MCP Server

The Model Context Protocol (MCP) is an open standard that allows AI assistants to interact with external tools and data sources. The pred CLI includes a built-in MCP server that exposes the full reduction graph, problem creation, solving, and reduction capabilities to any MCP-compatible AI assistant (such as Claude Code, Cursor, or Windsurf).

Installation

Install the pred CLI tool:

cargo install problemreductions-cli

Or build from source:

git clone https://github.com/CodingThrust/problem-reductions
cd problem-reductions
make cli    # builds target/release/pred

Configuration

Claude Code

Add the following to your project's .mcp.json file (or ~/.claude/mcp.json for global configuration):

{
  "mcpServers": {
    "problemreductions": {
      "command": "pred",
      "args": ["mcp"]
    }
  }
}

Generic MCP Client

Any MCP client that supports the stdio transport can connect to the server by running:

pred mcp

The server communicates over stdin/stdout using the MCP JSON-RPC protocol.

Available Tools

The MCP server provides 10 tools organized into two categories: graph query tools for exploring the reduction graph, and instance tools for working with concrete problem instances.

Graph Query Tools

ToolParametersDescription
list_problems(none)List all registered problem types with aliases, variant counts, and reduction counts
show_problemproblem (string)Show details for a problem type: variants, size fields, schema, and incoming/outgoing reductions
neighborsproblem (string), hops (int, default: 1), direction ("out"|"in"|"both", default: "out")Find neighboring problems reachable via reduction edges within a given hop distance
find_pathsource (string), target (string), cost (string, default: "minimize-steps"), all (bool, default: false)Find a reduction path between two problems, optionally minimizing a size field or returning all paths
export_graph(none)Export the full reduction graph as JSON (nodes, edges, overheads)

Instance Tools

ToolParametersDescription
create_problemproblem_type (string), params (JSON object)Create a problem instance from parameters and return its JSON representation. Supports graph problems, SAT, QUBO, SpinGlass, KColoring, Factoring, and random graph generation
inspect_problemproblem_json (string)Inspect a problem JSON or reduction bundle: returns type, size metrics, available solvers, and reduction targets
evaluateproblem_json (string), config (array of int)Evaluate a configuration against a problem instance and return the objective value or feasibility
reduceproblem_json (string), target (string)Reduce a problem instance to a target type, returning a reduction bundle with the transformed instance and path metadata
solveproblem_json (string), solver ("ilp"|"brute-force", default: "ilp"), timeout (int, default: 0)Solve a problem instance or reduction bundle using ILP or brute-force, with optional timeout

Available Prompts

The server provides 3 prompt templates that guide the AI assistant through common workflows:

PromptArgumentsDescription
analyze_problemproblem_type (required)Analyze a problem type: show its definition, variants, size fields, and reduction edges
reduction_walkthroughsource (required), target (required)End-to-end reduction walkthrough: find a path, create an instance, reduce it, and solve the result
explore_graph(none)Explore the reduction graph: list all problems, export the graph, and analyze its structure

Example Usage with Claude Code

Once configured, you can interact with the reduction graph naturally through conversation:

> What problems can MaximumIndependentSet reduce to?
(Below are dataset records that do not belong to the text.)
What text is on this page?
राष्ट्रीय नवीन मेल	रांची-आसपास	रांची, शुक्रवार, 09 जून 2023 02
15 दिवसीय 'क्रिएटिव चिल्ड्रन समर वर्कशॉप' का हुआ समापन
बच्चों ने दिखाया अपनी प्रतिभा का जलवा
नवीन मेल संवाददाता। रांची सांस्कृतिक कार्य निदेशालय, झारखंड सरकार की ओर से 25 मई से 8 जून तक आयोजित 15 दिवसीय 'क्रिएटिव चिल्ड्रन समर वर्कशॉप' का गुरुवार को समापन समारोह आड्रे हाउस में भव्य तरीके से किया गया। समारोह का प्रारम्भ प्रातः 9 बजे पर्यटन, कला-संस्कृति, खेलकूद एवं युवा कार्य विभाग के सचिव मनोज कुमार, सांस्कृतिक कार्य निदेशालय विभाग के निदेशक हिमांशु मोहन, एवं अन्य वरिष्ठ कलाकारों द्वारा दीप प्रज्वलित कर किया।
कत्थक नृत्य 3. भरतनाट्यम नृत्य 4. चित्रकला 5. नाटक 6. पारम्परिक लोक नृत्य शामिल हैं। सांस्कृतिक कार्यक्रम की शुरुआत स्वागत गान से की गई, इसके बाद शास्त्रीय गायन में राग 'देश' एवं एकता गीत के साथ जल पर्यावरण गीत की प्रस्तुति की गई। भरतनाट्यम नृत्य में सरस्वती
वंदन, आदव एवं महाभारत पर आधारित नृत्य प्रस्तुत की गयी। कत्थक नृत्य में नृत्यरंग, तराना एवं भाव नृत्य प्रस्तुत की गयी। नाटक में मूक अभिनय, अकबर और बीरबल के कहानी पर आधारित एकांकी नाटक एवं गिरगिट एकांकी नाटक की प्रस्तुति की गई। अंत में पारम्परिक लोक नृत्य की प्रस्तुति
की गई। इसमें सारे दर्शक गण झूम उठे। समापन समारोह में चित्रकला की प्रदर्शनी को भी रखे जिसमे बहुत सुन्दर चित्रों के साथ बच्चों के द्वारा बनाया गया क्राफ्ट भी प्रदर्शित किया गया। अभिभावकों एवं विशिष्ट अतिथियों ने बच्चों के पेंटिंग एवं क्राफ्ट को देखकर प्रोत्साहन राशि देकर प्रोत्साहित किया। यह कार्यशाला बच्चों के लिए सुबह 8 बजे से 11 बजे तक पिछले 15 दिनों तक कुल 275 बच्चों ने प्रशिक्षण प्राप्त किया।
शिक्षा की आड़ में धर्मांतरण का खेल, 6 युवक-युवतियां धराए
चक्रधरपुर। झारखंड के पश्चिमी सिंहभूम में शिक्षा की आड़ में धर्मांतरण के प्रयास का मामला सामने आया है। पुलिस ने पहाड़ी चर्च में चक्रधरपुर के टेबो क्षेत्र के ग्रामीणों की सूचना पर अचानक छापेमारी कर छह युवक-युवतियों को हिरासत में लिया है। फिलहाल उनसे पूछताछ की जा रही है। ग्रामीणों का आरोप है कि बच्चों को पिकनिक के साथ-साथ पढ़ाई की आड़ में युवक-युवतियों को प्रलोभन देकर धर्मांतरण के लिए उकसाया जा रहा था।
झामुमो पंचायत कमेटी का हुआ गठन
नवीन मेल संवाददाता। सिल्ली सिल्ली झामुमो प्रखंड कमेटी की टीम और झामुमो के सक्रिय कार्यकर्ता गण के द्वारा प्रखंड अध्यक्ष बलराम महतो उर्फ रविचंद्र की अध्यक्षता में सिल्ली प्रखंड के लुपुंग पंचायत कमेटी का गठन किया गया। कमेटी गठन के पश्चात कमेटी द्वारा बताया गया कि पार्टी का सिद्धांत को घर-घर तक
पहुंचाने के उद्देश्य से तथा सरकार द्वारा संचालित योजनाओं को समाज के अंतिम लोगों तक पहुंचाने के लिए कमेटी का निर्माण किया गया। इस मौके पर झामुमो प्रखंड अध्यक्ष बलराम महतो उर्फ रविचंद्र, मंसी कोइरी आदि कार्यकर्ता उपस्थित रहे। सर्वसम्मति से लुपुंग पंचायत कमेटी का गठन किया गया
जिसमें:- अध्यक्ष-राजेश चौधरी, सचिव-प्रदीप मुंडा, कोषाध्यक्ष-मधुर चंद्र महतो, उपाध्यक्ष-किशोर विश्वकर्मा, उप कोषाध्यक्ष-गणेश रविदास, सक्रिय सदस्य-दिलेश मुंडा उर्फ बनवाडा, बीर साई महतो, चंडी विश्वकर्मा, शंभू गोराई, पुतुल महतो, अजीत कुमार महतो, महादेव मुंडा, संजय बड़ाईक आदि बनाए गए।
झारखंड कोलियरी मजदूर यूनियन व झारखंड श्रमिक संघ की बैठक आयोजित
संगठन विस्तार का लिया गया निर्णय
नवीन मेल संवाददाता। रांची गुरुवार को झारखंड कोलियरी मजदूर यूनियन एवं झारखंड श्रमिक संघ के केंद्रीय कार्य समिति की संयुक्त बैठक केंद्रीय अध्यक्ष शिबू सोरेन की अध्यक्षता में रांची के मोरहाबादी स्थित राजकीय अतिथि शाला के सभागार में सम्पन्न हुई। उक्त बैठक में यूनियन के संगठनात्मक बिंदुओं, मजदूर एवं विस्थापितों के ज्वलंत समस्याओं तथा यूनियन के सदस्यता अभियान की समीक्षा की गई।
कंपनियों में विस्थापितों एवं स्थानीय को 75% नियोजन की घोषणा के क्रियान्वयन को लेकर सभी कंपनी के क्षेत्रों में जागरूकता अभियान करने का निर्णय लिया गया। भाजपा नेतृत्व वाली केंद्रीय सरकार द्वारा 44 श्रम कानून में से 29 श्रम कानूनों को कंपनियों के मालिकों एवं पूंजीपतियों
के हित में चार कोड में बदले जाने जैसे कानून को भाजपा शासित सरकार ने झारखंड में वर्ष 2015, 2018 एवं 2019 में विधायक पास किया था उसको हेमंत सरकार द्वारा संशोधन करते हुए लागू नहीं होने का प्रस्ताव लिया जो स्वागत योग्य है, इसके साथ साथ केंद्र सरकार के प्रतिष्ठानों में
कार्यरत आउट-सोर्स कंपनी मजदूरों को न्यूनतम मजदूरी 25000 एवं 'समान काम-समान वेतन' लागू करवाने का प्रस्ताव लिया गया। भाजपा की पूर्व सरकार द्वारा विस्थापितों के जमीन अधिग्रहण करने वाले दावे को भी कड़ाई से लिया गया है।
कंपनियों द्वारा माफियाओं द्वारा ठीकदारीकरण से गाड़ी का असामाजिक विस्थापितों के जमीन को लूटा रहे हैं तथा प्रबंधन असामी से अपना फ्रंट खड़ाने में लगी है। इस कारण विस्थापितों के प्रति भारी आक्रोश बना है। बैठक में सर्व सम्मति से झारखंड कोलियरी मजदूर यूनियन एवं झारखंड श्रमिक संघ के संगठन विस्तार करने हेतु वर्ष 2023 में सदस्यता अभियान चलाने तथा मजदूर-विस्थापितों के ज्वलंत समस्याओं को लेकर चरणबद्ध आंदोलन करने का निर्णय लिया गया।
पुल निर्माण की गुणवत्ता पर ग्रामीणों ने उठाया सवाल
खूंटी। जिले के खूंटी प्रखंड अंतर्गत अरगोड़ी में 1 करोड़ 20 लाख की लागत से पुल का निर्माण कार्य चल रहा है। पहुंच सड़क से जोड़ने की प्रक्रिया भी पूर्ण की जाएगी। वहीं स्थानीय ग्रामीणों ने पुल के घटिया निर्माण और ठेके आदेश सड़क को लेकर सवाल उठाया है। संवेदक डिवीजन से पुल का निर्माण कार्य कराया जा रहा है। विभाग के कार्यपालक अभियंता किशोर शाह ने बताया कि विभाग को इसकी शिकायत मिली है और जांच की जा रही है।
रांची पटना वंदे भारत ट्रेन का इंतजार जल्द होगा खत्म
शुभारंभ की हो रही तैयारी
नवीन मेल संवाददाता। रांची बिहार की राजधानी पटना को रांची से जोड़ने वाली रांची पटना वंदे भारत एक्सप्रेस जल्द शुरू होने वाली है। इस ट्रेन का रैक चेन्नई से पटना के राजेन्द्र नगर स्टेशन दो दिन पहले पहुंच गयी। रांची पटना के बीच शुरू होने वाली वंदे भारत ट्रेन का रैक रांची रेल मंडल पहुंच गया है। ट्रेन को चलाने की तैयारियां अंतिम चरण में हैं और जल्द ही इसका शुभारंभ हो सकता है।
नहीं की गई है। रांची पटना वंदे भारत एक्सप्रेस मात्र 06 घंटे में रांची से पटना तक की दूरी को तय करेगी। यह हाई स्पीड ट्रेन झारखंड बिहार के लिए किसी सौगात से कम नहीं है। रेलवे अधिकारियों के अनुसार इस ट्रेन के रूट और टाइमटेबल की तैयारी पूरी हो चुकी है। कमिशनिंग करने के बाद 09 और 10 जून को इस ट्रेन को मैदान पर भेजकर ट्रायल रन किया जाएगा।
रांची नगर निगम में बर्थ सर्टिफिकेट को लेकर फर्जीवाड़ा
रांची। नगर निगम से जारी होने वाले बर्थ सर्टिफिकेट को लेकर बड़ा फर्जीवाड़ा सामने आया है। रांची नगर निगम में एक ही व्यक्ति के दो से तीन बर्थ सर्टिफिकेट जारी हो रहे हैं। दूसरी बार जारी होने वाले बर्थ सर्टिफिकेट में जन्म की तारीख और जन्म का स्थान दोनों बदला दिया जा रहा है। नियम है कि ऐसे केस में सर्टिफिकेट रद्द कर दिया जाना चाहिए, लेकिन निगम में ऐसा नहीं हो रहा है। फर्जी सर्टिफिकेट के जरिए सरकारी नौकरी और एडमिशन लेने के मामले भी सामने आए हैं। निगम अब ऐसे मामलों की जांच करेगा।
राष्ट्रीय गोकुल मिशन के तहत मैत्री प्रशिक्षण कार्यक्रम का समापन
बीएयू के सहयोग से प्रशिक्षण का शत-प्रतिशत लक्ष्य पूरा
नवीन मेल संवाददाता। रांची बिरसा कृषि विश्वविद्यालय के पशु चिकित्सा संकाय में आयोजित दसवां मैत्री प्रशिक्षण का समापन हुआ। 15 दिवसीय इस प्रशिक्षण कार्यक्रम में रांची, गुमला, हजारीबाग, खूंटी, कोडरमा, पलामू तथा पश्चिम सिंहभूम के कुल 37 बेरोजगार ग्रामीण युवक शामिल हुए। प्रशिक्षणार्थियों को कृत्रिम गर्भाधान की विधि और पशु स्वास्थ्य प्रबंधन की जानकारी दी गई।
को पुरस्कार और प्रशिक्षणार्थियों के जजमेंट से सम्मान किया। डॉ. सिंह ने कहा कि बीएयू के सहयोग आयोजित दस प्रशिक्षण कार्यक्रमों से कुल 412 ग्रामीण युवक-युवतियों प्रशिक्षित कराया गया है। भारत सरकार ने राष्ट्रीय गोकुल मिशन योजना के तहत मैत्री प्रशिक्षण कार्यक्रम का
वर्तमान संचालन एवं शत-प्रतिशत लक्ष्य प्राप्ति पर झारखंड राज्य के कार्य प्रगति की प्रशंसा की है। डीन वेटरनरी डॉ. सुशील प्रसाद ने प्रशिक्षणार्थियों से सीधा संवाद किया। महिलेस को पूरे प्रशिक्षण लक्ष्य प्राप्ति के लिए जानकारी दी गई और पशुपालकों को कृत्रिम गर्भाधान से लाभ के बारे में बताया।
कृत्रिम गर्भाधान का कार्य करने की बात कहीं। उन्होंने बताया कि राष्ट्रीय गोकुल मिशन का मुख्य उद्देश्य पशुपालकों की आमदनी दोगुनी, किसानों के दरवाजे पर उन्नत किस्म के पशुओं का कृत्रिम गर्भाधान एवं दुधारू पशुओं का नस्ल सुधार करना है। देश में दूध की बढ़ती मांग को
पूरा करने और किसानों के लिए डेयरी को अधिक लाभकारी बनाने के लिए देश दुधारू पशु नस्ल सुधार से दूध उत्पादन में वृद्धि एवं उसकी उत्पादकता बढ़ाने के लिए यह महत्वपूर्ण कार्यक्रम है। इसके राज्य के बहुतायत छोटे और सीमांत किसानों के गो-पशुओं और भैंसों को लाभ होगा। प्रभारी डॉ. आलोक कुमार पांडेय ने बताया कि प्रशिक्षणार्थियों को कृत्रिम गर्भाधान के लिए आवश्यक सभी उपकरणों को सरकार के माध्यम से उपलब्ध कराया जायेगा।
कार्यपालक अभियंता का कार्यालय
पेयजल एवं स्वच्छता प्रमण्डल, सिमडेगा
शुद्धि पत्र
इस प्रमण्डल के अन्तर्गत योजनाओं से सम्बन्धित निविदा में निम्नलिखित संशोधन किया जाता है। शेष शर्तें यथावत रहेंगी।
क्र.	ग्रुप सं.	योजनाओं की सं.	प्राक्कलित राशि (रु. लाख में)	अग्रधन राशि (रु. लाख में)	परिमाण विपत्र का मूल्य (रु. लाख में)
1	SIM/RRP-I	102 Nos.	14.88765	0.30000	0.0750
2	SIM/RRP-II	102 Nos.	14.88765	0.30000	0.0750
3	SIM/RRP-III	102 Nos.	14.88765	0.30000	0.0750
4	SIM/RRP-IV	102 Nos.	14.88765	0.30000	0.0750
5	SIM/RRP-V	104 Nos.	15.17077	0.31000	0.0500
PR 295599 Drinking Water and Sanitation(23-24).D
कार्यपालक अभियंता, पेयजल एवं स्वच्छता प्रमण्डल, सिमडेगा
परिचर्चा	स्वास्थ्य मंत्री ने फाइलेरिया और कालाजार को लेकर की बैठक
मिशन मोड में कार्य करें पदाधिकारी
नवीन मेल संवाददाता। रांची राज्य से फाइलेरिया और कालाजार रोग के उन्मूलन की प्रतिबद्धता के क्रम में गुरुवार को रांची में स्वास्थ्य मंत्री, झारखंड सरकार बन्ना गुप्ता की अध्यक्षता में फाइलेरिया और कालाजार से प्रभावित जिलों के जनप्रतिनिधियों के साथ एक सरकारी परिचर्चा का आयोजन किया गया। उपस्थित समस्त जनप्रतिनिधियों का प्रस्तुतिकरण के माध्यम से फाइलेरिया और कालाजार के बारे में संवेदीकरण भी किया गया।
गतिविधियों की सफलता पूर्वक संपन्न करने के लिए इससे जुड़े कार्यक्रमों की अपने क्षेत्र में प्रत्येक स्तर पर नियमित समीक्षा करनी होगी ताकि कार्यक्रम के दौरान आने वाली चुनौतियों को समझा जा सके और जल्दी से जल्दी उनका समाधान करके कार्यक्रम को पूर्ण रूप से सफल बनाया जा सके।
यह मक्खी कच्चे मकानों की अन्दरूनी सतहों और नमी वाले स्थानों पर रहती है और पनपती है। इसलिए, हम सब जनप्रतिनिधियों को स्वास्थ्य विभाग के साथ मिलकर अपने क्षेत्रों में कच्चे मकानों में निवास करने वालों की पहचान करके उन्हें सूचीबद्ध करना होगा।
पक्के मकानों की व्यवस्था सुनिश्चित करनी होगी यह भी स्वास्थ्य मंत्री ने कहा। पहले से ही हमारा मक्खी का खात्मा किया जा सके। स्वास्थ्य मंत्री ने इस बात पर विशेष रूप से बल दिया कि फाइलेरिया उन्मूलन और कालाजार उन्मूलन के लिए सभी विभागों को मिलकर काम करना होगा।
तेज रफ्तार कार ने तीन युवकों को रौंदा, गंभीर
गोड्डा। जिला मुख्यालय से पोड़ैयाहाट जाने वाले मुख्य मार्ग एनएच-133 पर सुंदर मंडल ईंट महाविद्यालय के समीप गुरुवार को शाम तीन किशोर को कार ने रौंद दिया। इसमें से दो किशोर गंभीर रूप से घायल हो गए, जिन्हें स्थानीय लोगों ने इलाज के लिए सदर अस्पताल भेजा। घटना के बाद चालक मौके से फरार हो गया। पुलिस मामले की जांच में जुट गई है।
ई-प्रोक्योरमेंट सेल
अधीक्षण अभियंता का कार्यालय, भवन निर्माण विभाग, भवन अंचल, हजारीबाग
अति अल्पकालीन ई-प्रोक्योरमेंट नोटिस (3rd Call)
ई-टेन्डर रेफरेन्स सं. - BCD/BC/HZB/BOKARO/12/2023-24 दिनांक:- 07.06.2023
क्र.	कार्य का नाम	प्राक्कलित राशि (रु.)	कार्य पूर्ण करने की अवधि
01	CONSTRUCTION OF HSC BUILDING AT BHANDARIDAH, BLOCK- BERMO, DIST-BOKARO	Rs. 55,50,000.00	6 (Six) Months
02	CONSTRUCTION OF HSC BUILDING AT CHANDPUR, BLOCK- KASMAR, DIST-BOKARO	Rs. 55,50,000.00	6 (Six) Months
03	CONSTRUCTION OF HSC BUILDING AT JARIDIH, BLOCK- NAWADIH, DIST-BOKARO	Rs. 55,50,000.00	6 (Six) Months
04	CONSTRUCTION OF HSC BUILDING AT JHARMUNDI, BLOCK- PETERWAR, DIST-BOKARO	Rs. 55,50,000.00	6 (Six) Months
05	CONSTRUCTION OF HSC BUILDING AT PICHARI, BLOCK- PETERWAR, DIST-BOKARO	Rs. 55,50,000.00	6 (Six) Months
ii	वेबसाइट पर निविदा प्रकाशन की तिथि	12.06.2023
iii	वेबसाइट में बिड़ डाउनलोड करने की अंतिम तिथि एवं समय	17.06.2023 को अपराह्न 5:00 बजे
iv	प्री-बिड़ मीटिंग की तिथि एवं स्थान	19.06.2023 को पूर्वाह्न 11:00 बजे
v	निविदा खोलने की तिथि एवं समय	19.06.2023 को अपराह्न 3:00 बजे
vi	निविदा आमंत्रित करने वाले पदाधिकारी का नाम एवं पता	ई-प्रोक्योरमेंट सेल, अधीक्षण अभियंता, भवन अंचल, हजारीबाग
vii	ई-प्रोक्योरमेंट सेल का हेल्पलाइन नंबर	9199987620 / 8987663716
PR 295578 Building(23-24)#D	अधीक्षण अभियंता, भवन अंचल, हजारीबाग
> Walk me through reducing a 5-vertex MIS instance to QUBO

> Create a random graph with 8 vertices and solve the MaxCut problem on it

> Find all reduction paths from Satisfiability to SpinGlass

The AI assistant will automatically call the appropriate MCP tools to answer your questions, create problem instances, perform reductions, and solve problems.

Testing with MCP Inspector

You can test the MCP server using the MCP Inspector:

npx @modelcontextprotocol/inspector pred mcp

This opens a web UI where you can:

  1. Browse the list of available tools and their schemas
  2. Call tools with custom parameters and inspect the JSON responses
  3. Browse and invoke prompt templates
  4. Verify the server is working correctly before configuring your AI assistant

Running MCP Tests

To run the MCP server test suite:

make mcp-test

This runs both unit tests (tool logic) and integration tests (MCP protocol-level tool calls).